但是，我當前代碼的 output 將 10 篇文章中的所有段落存儲到 1 個列表中。 我想知道如何將每個段落存儲到一個字典中，這是它所屬的文章，並將所有字典保存到 1 個列表中？

任何幫助將不勝感激！

import requests
from bs4 import BeautifulSoup
import json

response=requests.get('https://www.nytimes.com/search?query=china+COVID-19')
response.encoding='utf-8'
soupe=BeautifulSoup(response.text,'html.parser')

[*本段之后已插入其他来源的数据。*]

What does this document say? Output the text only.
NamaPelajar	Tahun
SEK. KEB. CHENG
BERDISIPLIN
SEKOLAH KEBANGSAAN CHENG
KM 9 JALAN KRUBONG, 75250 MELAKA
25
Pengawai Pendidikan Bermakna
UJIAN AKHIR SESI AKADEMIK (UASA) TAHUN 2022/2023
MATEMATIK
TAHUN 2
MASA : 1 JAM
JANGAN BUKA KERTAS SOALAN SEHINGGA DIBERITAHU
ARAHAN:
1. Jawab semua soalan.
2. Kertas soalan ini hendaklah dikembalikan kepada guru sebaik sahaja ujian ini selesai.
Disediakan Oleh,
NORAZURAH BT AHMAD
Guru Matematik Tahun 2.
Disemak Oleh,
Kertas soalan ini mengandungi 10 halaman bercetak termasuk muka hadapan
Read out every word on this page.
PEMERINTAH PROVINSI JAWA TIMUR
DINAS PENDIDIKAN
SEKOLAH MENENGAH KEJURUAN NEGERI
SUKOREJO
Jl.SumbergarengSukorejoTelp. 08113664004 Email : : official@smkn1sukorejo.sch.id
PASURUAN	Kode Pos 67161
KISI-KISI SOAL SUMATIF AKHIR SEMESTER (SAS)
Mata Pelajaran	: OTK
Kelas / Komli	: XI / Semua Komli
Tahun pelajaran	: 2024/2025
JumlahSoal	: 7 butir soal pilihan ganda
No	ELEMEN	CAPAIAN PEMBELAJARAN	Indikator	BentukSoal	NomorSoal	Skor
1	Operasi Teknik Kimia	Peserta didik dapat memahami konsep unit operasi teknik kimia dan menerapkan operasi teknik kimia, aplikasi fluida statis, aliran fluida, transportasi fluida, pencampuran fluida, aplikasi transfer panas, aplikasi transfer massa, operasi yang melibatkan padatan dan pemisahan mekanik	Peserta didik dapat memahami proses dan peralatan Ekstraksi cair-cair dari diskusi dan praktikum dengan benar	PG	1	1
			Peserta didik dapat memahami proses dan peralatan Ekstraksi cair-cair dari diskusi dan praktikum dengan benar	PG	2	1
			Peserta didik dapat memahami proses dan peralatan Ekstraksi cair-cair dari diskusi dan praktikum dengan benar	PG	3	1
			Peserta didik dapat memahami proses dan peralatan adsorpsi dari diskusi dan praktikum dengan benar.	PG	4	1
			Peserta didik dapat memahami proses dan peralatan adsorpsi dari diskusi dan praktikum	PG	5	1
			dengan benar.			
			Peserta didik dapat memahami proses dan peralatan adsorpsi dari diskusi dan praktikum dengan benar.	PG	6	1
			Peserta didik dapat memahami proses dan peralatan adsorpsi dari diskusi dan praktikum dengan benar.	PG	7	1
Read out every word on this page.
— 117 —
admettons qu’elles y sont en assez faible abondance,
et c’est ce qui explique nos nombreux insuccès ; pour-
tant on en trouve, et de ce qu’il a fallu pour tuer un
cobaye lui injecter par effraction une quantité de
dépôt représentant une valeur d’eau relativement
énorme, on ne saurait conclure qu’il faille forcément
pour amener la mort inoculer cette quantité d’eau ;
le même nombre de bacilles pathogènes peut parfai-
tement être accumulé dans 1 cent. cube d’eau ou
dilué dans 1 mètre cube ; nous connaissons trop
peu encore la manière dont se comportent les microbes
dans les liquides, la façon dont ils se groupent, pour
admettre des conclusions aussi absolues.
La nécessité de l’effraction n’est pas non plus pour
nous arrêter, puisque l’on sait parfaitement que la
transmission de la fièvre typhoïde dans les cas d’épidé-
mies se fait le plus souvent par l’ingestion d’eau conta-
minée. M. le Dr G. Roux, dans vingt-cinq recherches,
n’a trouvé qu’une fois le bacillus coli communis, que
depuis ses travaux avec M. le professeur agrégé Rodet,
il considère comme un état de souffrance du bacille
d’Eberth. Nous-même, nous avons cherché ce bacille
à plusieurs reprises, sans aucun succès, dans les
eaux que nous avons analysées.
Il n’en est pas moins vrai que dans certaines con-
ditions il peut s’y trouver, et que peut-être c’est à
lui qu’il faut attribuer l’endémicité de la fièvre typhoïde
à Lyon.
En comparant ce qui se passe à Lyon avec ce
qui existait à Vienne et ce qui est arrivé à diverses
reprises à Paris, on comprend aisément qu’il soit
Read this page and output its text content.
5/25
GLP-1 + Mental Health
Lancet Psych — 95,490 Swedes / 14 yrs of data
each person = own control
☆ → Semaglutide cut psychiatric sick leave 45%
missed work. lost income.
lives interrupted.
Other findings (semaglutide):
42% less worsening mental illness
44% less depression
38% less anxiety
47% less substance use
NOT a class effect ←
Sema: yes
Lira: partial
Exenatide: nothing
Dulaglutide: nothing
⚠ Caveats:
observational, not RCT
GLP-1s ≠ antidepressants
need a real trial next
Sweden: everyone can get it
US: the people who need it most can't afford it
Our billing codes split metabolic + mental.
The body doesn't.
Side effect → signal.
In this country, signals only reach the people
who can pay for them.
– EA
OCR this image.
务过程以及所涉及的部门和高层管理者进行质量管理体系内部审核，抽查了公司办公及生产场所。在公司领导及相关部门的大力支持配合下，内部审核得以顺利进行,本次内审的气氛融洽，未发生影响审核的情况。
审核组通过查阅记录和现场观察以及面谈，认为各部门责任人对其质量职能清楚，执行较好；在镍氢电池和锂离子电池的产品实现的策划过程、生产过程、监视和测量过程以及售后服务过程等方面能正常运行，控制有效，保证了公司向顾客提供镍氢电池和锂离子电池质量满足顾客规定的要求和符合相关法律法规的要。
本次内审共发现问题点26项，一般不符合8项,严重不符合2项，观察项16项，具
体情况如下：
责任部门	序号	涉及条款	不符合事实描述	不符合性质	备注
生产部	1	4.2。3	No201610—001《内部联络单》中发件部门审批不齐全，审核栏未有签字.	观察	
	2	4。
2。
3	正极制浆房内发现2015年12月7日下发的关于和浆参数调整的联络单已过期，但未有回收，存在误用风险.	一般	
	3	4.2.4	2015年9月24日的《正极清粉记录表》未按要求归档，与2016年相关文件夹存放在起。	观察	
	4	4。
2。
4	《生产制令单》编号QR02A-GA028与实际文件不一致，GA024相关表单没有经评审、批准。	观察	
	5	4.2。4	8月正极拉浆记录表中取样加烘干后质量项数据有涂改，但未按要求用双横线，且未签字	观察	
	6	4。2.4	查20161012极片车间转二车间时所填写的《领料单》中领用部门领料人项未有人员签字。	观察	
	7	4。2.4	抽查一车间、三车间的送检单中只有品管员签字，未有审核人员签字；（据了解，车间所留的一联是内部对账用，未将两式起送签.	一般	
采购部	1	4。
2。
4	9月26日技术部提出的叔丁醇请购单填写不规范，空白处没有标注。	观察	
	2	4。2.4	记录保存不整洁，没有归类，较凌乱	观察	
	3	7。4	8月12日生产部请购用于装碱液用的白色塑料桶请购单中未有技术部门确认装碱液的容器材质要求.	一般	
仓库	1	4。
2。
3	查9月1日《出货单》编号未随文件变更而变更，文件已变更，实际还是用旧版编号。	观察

links = soupe.find_all('div', class_='css-1i8vfl5')

pagelinks = []
for link in links:
    url = link.contents[0].find_all('a')[0] 
 pagelinks.append('https://www.nytimes.com'+url.get('href')) 


articles=[]  

for i in pagelinks:
    response=requests.get(i)
    response.encoding='utf-8'
    soupe=BeautifulSoup(response.text,'html.parser') 
    for p in soupe.select('section.meteredContent.css-1r7ky0e div.css-53u6y8'):
        articles.append(p.text.strip())
print('\n'.join(articles))

Answer 1

import urllib3
from bs4 import BeautifulSoup as bs

def scrape(url):
    http = urllib3.PoolManager()
    response = http.request("GET", url)
    soup_page = bs(response.data, 'lxml') # you have to install lxml package
    # pip install lxml
    articles = []

    containers = soup_page.findAll("div", attrs={'class': "css-1i8vfl5"})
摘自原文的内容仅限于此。